The ‘global framework’ represents the global plan to halt the alarming trends in the state of nature. This has been outlined in various recent reports including the IPBES Global Assessment Report, the Intergovernmental Panel on Climate Change’s Special Report on Climate Change and Land, the World Economic Forum’s Global Risks Reports and the Organisation for Economic Co-operation and Development report titled Biodiversity: Finance and the Economic and Business Case for Action among others.

The framework aims to set the world on the path towards living in harmony with nature by 2050, according to the website of the United Nations (UN) Convention on Biological Diversity (CBD).

It takes a holistic approach to the multiple environmental crises facing the earth. The framework builds on the UN Convention’s current Strategic Plan on Biodiversity (2011-2020), agreed in 2010, according to the website.

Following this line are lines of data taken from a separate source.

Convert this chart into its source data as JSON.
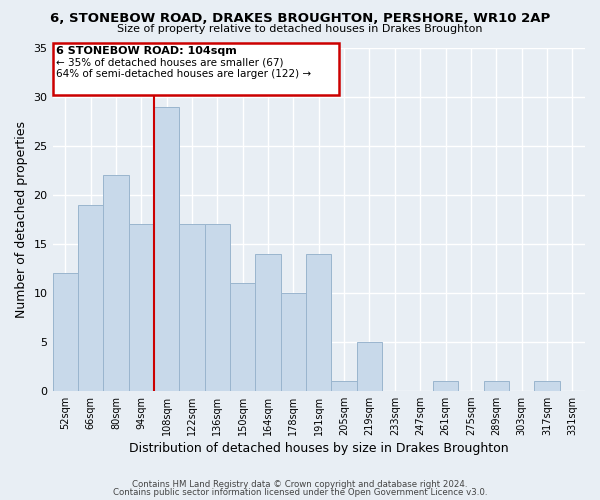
{
  "title": "6, STONEBOW ROAD, DRAKES BROUGHTON, PERSHORE, WR10 2AP",
  "subtitle": "Size of property relative to detached houses in Drakes Broughton",
  "xlabel": "Distribution of detached houses by size in Drakes Broughton",
  "ylabel": "Number of detached properties",
  "categories": [
    "52sqm",
    "66sqm",
    "80sqm",
    "94sqm",
    "108sqm",
    "122sqm",
    "136sqm",
    "150sqm",
    "164sqm",
    "178sqm",
    "191sqm",
    "205sqm",
    "219sqm",
    "233sqm",
    "247sqm",
    "261sqm",
    "275sqm",
    "289sqm",
    "303sqm",
    "317sqm",
    "331sqm"
  ],
  "values": [
    12,
    19,
    22,
    17,
    29,
    17,
    17,
    11,
    14,
    10,
    14,
    1,
    5,
    0,
    0,
    1,
    0,
    1,
    0,
    1,
    0
  ],
  "bar_color": "#c8d9ea",
  "bar_edge_color": "#9ab5ce",
  "background_color": "#e8eef4",
  "grid_color": "#ffffff",
  "annotation_text_line1": "6 STONEBOW ROAD: 104sqm",
  "annotation_text_line2": "← 35% of detached houses are smaller (67)",
  "annotation_text_line3": "64% of semi-detached houses are larger (122) →",
  "annotation_box_color": "#ffffff",
  "annotation_box_edge": "#cc0000",
  "red_line_color": "#cc0000",
  "ylim": [
    0,
    35
  ],
  "yticks": [
    0,
    5,
    10,
    15,
    20,
    25,
    30,
    35
  ],
  "footer_line1": "Contains HM Land Registry data © Crown copyright and database right 2024.",
  "footer_line2": "Contains public sector information licensed under the Open Government Licence v3.0."
}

“Between 1997 and 2011, the world lost an estimated $4-20 trillion per year in ecosystem services owing to land-cover change and $6-11 trillion per year from land degradation,” Cristiana Paşca Palmer, executive secretary, CBD, was quoted as saying in a press statement.

This had disproportionately affected the marginalised communities who depended directly on nature for their livelihoods and ways of life — even as it affected the entire global community, she added.

“There is no time to waste and that the costs of inaction only keep rising,” she said.

The meeting would continue till August 30.